I guess I am not explaining myself well. Trusting the file when present
does not hurt at all. But the logic above is making assumptions about
the state when the file is _not_ present (i.e., the "if you do not..."
clause above). On Debian, we might assume that if /etc/mailname is not
present that this is a clue that the machine cannot produce a useful
address. But on other operating systems, that is not a useful clue (it
is simply that /etc/mailname is not used on that system). Dying on such
a system when /etc/mailname is not present would be a regression.
Does that make more sense?
> I *am* a bit worried about what people might put in /etc/mailname on
> Debian systems when there is no appropriate host to put there (as on
> Thorsten's machine).
Yeah. Or even in a split-horizon setup where the mail is deliverable but
does not reflect the public identity of the user.
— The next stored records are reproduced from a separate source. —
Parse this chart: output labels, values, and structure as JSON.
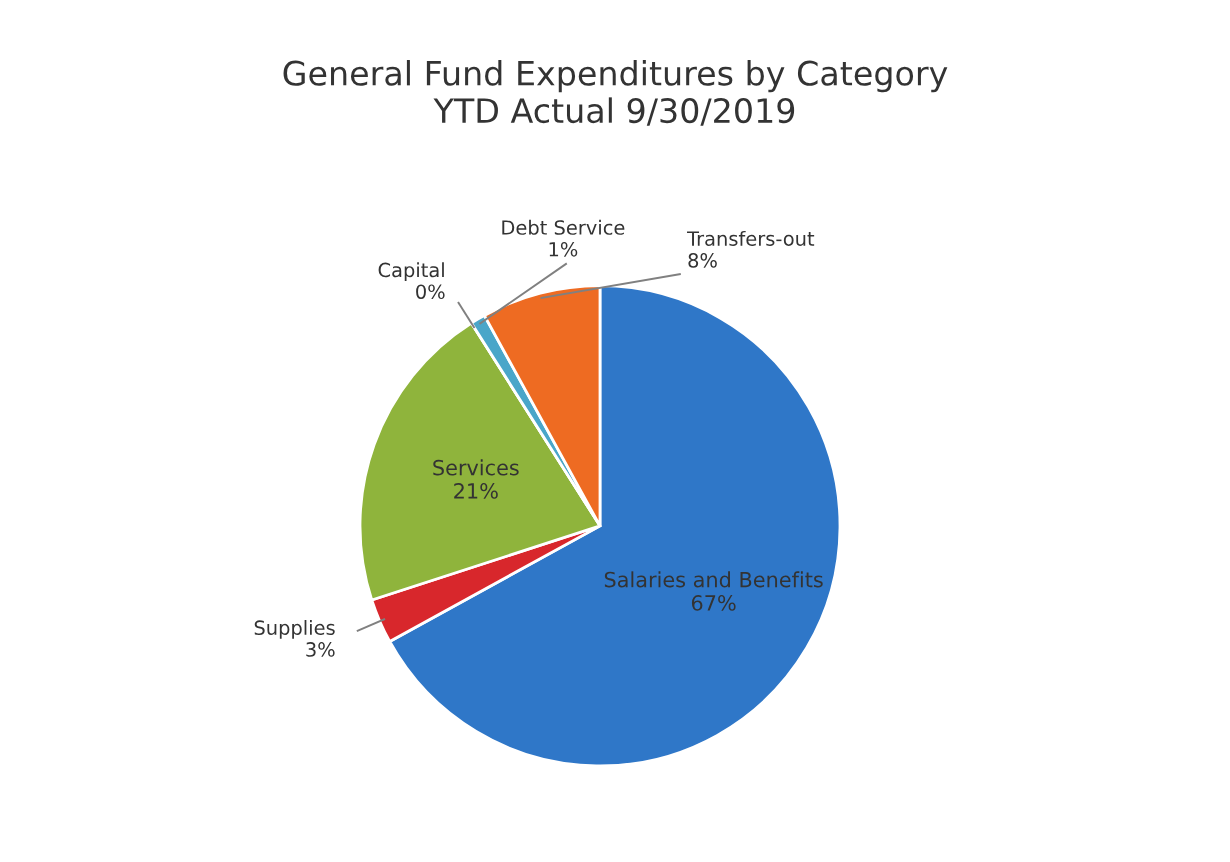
{
  "chart_data": {
    "type": "pie",
    "title": "General Fund Expenditures by Category\nYTD Actual 9/30/2019",
    "categories": [
      "Salaries and Benefits",
      "Supplies",
      "Services",
      "Capital",
      "Debt Service",
      "Transfers-out"
    ],
    "values": [
      67,
      3,
      21,
      0,
      1,
      8
    ],
    "value_labels": [
      "67%",
      "3%",
      "21%",
      "0%",
      "1%",
      "8%"
    ],
    "colors": [
      "#2f77c8",
      "#d8272c",
      "#8fb43c",
      "#a0a0a0",
      "#4aa6c9",
      "#ee6b22"
    ],
    "legend": false
  }
}
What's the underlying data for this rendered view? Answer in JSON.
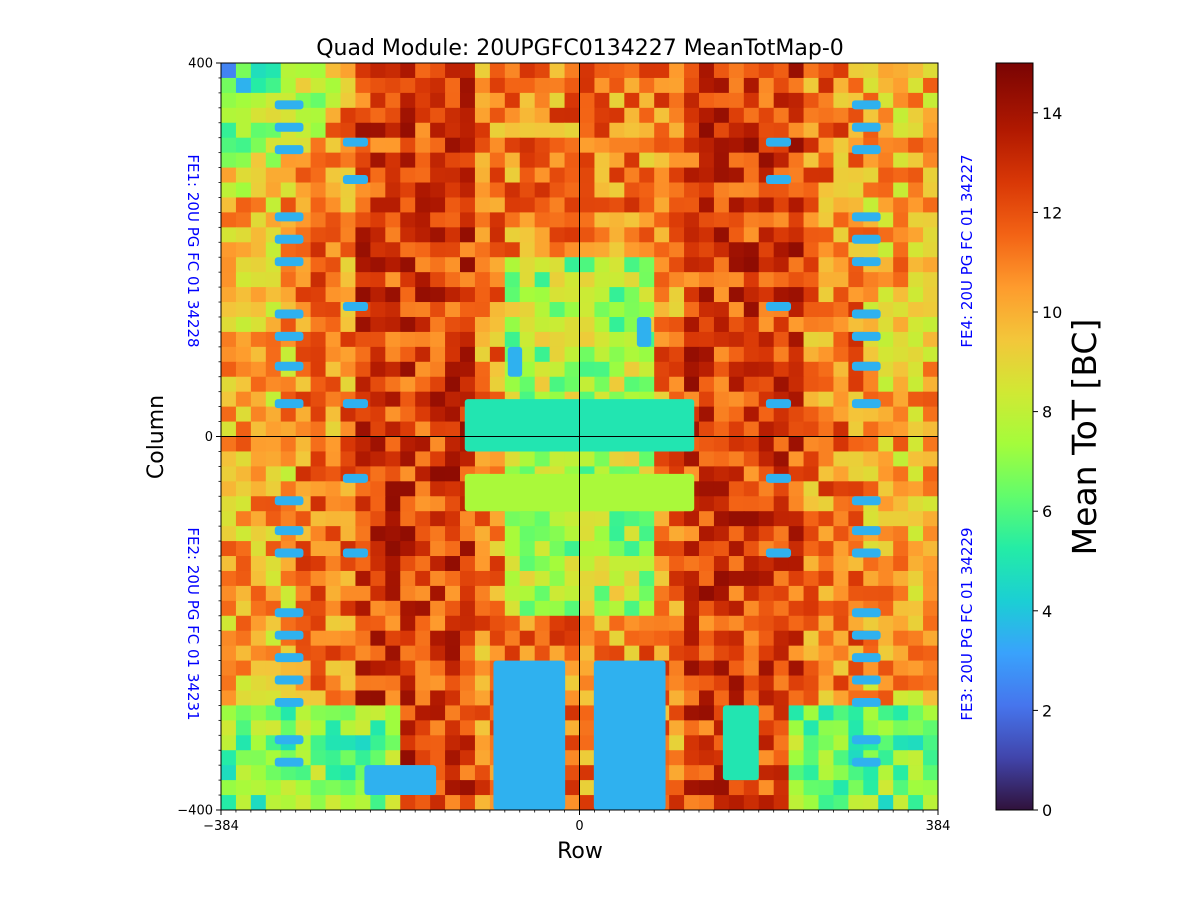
{
  "chart_data": {
    "type": "heatmap",
    "title": "Quad Module: 20UPGFC0134227 MeanTotMap-0",
    "xlabel": "Row",
    "ylabel": "Column",
    "xlim": [
      -384,
      384
    ],
    "ylim": [
      -400,
      400
    ],
    "x_ticks": [
      {
        "value": -384,
        "label": "−384"
      },
      {
        "value": 0,
        "label": "0"
      },
      {
        "value": 384,
        "label": "384"
      }
    ],
    "y_ticks": [
      {
        "value": 400,
        "label": "400"
      },
      {
        "value": 0,
        "label": "0"
      },
      {
        "value": -400,
        "label": "−400"
      }
    ],
    "colorbar": {
      "label": "Mean ToT [BC]",
      "range": [
        0,
        15
      ],
      "colormap": "turbo",
      "ticks": [
        {
          "value": 0,
          "label": "0"
        },
        {
          "value": 2,
          "label": "2"
        },
        {
          "value": 4,
          "label": "4"
        },
        {
          "value": 6,
          "label": "6"
        },
        {
          "value": 8,
          "label": "8"
        },
        {
          "value": 10,
          "label": "10"
        },
        {
          "value": 12,
          "label": "12"
        },
        {
          "value": 14,
          "label": "14"
        }
      ]
    },
    "chips": [
      {
        "id": "FE1",
        "label": "FE1: 20U PG FC 01 34228",
        "quadrant": "top-left"
      },
      {
        "id": "FE2",
        "label": "FE2: 20U PG FC 01 34231",
        "quadrant": "bottom-left"
      },
      {
        "id": "FE3",
        "label": "FE3: 20U PG FC 01 34229",
        "quadrant": "bottom-right"
      },
      {
        "id": "FE4",
        "label": "FE4: 20U PG FC 01 34227",
        "quadrant": "top-right"
      }
    ],
    "chip_label_color": "#0000ff",
    "divider_lines": {
      "x": 0,
      "y": 0
    }
  }
}
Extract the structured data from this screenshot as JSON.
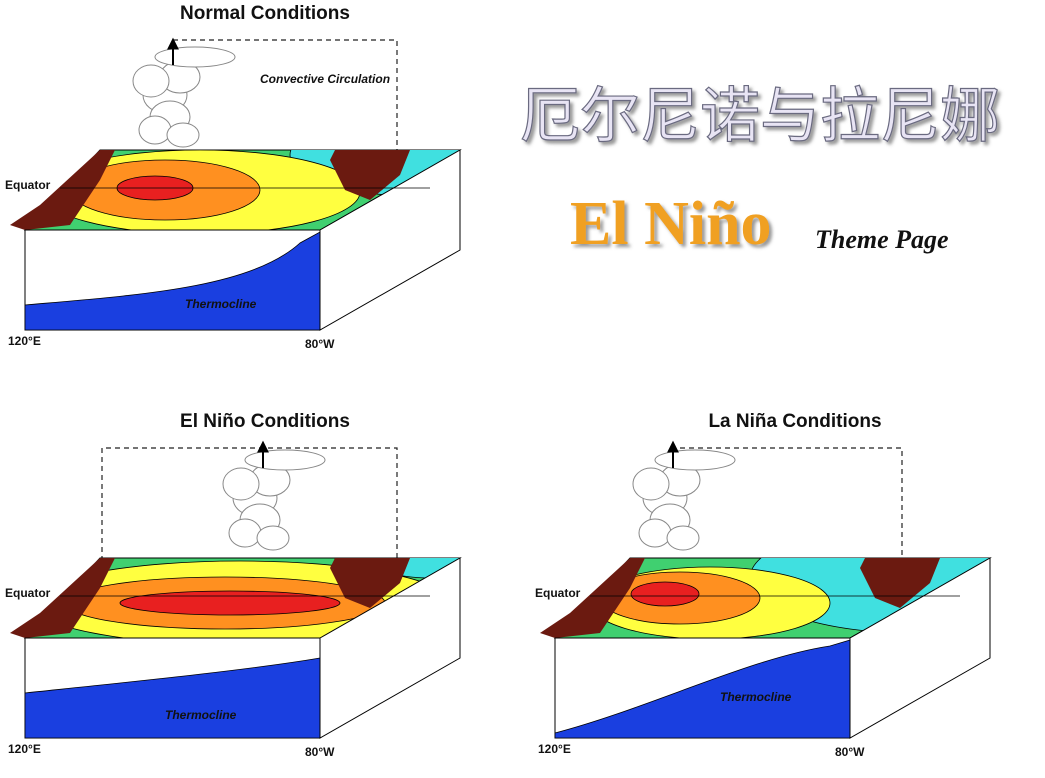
{
  "header": {
    "title_cn": "厄尔尼诺与拉尼娜",
    "title_en": "El Niño",
    "subtitle": "Theme Page"
  },
  "panels": [
    {
      "title": "Normal Conditions",
      "circulation": "Convective Circulation",
      "equator": "Equator",
      "thermocline": "Thermocline",
      "lon_west": "120°E",
      "lon_east": "80°W"
    },
    {
      "title": "El Niño Conditions",
      "equator": "Equator",
      "thermocline": "Thermocline",
      "lon_west": "120°E",
      "lon_east": "80°W"
    },
    {
      "title": "La Niña Conditions",
      "equator": "Equator",
      "thermocline": "Thermocline",
      "lon_west": "120°E",
      "lon_east": "80°W"
    }
  ]
}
I think we are getting
down to the question I mentioned elsewhere: it is not about whether we
have a deliverable address or not, but what users want to cement in
history for all time as their identity.
So thinking too much about /etc/mailname versus gethostname is probably
not useful. Either it is worth breaking the few (if any) users who
depend on the auto ident in favor of fewer accidental implicit idents
making their way into the wild, or it is not.